Guardians Rally Late, Force Decisive Game 3 with 6-1 Win Over Tigers

When Guardians reliever Cade Smith’s 31st and final pitch was lined straight into the glove of a leaping C.J. Kayfus to end the ninth inning Wednesday night, Progressive Field erupted in a sea of red. Smith pumped his fist, catcher Bo Naylor raced to the mound, and the Guardians gathered in celebration — relief and defiance wrapped into one.

This Cleveland team, which stormed back from a 15 ½-game deficit to win the AL Central in September, once again proved its resilience. Down to their final outs of the season, the Guardians delivered a furious eighth-inning rally to defeat the Detroit Tigers 6-1 in Game 2 of the American League Wild Card Series. The victory forces a decisive Game 3 on Thursday night, with the winner advancing to face the Seattle Mariners in the ALDS.

“We’ve been fighting with our backs against the wall for a long time,” manager Stephen Vogt said. “Tonight was just another example of what this team is all about.”

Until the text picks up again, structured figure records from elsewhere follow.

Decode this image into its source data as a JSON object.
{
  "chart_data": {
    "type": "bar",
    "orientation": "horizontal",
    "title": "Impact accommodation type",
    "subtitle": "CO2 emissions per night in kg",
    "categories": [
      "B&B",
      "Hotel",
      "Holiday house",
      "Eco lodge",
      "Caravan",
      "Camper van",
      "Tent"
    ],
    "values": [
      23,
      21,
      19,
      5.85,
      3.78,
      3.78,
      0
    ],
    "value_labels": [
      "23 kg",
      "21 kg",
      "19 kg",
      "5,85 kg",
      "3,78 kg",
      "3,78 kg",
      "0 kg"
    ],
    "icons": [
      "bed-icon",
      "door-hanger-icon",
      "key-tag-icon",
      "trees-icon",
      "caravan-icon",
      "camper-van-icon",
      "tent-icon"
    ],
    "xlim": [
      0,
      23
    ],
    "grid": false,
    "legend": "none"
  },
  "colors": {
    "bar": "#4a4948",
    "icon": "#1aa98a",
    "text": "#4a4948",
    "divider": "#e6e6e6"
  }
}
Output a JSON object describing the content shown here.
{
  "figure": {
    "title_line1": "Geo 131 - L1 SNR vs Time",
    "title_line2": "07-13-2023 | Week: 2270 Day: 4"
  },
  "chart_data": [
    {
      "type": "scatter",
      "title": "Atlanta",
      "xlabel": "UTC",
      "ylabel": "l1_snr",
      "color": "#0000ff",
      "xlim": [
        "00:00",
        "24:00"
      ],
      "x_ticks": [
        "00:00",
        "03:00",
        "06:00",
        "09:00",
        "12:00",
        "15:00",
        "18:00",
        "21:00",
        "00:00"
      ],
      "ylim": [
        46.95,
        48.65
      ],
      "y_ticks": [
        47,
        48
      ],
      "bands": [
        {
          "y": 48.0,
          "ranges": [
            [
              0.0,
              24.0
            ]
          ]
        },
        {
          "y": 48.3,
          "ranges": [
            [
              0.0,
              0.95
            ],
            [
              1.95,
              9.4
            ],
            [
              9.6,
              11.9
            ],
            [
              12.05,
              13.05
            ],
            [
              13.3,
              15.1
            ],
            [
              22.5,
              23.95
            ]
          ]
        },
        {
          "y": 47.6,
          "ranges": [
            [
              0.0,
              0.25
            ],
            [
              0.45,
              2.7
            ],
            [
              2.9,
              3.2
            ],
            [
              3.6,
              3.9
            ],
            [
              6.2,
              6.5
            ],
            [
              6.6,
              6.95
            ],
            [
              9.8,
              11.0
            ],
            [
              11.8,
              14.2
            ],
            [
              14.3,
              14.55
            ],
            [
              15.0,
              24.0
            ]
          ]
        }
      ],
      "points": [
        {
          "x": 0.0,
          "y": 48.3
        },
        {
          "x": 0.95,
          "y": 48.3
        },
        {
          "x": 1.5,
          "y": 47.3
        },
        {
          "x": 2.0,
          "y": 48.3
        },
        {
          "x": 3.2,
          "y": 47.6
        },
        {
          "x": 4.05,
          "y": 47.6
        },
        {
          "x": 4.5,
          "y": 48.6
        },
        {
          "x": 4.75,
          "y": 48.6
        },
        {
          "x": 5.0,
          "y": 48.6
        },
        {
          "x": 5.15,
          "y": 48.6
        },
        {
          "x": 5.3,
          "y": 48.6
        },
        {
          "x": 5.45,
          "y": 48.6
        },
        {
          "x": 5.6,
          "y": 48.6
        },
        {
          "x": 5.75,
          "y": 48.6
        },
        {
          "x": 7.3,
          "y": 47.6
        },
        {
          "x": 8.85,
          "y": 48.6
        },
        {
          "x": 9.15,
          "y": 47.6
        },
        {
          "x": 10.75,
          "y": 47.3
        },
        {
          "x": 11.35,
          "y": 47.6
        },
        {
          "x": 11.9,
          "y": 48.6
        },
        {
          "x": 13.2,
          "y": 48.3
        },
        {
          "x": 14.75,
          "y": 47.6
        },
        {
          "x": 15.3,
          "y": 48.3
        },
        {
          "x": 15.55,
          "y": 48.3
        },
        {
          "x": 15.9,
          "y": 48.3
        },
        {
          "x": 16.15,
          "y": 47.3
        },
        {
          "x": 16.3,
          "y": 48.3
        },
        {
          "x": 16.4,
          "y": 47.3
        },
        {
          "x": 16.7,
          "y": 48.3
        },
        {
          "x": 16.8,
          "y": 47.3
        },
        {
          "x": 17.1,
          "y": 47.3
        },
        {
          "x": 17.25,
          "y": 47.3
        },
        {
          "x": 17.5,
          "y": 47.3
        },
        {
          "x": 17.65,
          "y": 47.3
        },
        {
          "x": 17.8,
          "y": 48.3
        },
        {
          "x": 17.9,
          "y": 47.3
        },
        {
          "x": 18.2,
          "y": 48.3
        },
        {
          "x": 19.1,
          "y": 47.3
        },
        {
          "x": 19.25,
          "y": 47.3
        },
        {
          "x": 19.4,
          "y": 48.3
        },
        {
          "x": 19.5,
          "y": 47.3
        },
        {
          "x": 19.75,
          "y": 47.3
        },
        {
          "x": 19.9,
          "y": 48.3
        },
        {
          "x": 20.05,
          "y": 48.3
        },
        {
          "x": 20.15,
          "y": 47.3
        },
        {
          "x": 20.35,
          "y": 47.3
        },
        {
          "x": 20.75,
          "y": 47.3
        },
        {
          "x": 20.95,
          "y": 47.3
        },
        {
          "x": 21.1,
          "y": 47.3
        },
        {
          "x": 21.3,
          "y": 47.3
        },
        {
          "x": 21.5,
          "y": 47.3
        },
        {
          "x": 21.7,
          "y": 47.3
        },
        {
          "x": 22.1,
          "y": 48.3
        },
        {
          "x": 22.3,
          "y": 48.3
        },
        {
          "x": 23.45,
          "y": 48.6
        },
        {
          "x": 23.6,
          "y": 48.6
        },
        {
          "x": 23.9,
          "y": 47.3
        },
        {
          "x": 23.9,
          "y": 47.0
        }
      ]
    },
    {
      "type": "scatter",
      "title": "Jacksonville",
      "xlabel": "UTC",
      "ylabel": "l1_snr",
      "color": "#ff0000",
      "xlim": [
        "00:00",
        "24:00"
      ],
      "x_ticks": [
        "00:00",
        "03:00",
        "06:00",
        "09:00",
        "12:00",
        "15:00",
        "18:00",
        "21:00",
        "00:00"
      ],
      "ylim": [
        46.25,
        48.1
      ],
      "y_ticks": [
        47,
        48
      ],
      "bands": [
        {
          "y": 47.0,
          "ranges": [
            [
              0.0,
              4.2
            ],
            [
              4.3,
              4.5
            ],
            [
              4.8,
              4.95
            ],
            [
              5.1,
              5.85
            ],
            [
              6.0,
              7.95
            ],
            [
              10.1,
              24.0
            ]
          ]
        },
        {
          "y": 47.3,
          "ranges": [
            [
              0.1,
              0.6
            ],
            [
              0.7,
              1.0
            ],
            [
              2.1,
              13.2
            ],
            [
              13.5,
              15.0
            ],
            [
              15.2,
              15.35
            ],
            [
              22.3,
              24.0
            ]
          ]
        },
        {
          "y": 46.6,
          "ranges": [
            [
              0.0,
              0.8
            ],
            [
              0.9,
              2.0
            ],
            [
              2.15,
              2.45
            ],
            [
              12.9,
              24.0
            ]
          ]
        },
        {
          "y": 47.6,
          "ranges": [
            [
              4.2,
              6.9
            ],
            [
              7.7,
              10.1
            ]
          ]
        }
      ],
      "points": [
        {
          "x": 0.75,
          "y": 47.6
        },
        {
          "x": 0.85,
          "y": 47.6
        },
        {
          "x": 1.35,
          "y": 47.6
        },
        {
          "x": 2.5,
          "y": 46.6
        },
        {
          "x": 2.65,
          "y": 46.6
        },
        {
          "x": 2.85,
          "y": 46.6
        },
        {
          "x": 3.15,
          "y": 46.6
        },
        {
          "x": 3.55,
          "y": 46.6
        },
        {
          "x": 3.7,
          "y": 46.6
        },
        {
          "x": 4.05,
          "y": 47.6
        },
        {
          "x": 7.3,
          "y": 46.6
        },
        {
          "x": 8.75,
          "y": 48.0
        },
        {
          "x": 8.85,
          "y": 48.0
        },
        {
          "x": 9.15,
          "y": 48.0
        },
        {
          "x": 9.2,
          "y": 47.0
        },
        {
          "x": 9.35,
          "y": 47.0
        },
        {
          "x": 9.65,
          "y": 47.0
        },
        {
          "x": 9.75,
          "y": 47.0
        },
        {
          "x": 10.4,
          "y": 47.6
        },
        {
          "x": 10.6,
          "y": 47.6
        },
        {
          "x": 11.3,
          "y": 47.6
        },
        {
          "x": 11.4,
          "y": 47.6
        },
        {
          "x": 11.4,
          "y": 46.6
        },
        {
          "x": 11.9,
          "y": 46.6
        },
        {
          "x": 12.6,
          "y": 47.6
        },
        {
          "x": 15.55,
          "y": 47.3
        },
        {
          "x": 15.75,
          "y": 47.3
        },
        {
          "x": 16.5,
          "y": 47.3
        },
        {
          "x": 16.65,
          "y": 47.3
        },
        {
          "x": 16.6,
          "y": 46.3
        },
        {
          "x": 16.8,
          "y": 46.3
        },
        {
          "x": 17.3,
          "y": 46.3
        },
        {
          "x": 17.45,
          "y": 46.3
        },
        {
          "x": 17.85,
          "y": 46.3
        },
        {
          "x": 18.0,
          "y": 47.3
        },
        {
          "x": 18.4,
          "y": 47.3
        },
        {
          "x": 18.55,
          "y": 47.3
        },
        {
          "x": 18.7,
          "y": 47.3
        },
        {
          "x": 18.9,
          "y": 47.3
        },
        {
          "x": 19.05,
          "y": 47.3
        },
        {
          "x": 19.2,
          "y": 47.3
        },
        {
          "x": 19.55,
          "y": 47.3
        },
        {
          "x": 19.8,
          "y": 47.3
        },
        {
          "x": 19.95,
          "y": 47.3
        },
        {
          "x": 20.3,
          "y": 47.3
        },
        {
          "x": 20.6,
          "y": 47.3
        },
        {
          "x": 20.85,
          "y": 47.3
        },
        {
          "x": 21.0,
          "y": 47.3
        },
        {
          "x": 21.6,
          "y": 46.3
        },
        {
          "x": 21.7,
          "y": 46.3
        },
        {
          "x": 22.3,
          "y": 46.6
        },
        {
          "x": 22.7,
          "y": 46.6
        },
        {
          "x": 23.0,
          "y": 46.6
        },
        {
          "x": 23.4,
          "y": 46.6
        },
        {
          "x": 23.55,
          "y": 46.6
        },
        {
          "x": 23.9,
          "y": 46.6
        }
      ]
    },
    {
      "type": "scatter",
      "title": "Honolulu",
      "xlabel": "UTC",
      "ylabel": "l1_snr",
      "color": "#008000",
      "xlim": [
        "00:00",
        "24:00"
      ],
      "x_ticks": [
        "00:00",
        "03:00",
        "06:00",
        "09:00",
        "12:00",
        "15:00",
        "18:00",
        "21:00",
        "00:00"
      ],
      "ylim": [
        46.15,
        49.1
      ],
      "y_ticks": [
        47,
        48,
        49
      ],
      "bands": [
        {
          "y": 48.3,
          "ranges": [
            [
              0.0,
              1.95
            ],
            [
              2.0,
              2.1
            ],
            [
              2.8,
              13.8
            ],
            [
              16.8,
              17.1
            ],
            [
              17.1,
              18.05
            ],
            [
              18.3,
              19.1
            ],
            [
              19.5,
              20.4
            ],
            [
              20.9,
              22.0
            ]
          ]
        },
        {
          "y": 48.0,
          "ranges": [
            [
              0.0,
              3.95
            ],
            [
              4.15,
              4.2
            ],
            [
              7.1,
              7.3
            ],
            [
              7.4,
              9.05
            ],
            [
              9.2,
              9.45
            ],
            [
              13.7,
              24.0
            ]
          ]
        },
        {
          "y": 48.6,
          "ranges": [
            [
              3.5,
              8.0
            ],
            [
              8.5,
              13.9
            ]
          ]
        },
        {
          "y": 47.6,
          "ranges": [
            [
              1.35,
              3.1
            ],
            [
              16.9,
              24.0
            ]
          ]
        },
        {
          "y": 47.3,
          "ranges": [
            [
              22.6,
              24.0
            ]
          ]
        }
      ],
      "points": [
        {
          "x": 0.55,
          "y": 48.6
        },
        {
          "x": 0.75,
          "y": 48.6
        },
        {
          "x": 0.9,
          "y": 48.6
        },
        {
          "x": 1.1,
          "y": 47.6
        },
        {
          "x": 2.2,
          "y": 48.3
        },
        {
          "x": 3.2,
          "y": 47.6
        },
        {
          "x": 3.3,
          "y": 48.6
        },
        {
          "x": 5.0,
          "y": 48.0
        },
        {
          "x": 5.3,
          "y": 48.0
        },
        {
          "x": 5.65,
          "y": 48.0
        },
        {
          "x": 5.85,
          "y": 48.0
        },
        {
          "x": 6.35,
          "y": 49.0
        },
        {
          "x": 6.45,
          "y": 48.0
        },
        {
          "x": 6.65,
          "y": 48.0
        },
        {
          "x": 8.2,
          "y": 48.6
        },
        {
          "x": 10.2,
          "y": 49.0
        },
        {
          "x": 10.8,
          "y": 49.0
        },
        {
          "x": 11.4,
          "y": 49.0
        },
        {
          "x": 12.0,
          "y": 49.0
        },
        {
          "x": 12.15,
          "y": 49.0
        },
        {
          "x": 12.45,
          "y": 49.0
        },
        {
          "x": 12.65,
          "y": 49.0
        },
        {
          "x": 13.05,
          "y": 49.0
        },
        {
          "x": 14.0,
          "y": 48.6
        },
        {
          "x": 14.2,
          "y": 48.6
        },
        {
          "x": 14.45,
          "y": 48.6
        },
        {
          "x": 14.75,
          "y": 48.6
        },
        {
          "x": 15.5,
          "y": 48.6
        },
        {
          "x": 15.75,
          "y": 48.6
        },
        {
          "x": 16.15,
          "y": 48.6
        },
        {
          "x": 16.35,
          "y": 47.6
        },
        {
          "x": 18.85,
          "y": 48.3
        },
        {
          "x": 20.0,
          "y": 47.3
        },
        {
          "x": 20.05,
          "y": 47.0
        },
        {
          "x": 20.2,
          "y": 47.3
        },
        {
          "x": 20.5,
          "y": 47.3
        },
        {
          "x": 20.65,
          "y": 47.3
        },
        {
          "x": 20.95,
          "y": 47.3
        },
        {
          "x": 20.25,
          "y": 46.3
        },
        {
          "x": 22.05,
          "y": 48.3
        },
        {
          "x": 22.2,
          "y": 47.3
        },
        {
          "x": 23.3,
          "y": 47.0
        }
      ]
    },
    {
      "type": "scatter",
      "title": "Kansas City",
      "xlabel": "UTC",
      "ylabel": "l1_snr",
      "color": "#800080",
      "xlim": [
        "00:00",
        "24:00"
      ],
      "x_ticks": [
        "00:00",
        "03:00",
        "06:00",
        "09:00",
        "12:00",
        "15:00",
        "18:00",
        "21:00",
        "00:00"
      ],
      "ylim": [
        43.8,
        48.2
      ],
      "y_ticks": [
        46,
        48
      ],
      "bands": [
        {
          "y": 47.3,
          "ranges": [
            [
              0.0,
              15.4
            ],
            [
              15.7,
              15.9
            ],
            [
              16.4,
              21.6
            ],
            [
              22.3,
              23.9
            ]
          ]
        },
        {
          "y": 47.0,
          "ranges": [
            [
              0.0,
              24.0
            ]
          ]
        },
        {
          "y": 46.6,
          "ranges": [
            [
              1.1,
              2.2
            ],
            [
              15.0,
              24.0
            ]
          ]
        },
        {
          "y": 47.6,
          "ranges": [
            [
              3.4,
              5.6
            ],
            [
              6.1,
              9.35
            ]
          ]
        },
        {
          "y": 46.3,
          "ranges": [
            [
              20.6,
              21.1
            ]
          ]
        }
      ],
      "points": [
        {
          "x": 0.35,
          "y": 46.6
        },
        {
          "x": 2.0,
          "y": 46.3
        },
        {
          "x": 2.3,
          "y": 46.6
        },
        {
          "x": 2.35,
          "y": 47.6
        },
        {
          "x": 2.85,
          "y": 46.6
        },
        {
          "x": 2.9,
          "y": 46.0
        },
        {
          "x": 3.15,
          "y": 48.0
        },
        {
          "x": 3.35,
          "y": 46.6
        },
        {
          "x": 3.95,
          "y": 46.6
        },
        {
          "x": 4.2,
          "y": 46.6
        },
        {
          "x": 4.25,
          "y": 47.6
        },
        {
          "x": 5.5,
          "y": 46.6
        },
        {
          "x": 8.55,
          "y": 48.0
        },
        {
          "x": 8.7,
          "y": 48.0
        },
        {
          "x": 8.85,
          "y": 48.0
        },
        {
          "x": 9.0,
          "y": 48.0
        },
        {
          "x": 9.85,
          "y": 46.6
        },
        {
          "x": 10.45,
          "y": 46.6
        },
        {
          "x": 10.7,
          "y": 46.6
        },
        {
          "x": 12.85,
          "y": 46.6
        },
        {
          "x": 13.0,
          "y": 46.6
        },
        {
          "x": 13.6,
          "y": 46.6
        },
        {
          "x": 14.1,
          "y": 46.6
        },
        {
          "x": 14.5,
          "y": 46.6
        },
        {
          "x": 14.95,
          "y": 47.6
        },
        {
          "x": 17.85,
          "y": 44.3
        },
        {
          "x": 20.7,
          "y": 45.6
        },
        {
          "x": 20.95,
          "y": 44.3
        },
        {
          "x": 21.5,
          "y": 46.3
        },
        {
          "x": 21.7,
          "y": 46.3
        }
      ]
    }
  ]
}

The Guardians’ surge came after seven innings of offensive futility. Aside from George Valera’s solo homer in the first — his first career postseason blast — and a Kayfus single in the fifth, Cleveland managed virtually nothing against Detroit pitching. Making his MLB debut on baseball’s biggest stage, rookie Chase DeLauter worked a walk, while José Ramírez added two of his own. But for most of the night, the bats were silent.

Meanwhile, Detroit kept putting runners on base — 15 in total — but couldn’t land the decisive blow. Hunter Gaddis and Tim Herrin combined to wriggle out of jams, none bigger than Herrin’s seventh-inning escape when he struck out two Tigers with runners at the corners.

That set the stage for the eighth. Brayan Rocchio led off against reliever Troy Melton, who had been tagged for a late homer by Ramírez in a September matchup. Before stepping in, Rocchio got a piece of advice from his All-Star teammate: Look for the fastball. Melton delivered one at 99.9 mph, middle-in. Rocchio didn’t miss, crushing it into the right-field seats for a go-ahead two-run shot — the first time in franchise postseason history that Cleveland hit a go-ahead home run in the eighth inning or later when facing elimination.

The Guardians weren’t done. Steven Kwan and Daniel Schneemann laced back-to-back doubles, and after Melton issued an intentional walk to Ramírez, Bo Naylor capped the eruption with a towering three-run homer off Brant Hurter. Naylor pounded his chest as he rounded first, the crowd of 26,669 roaring in unison.

That five-run frame flipped the script and gave Cleveland all the momentum heading into Thursday’s winner-take-all finale.

“We’ve been counted out all year,” Rocchio said. “But this team never quits. We’re still here.”

The Guardians know the odds: of the 20 teams who lost Game 1 in a Wild Card Series, only four had ever forced a Game 3 — all at home. Just two (the 2020 A’s and Padres) came back to win. But this Cleveland club has been defined by defying odds.

With the season on the line once again Thursday, the Guardians will lean on the same mentality that carried them from the brink of irrelevance to the doorstep of the ALDS.

“Everything we’ve done this year has prepared us for this,” Ramírez said. “We’re ready for tomorrow.”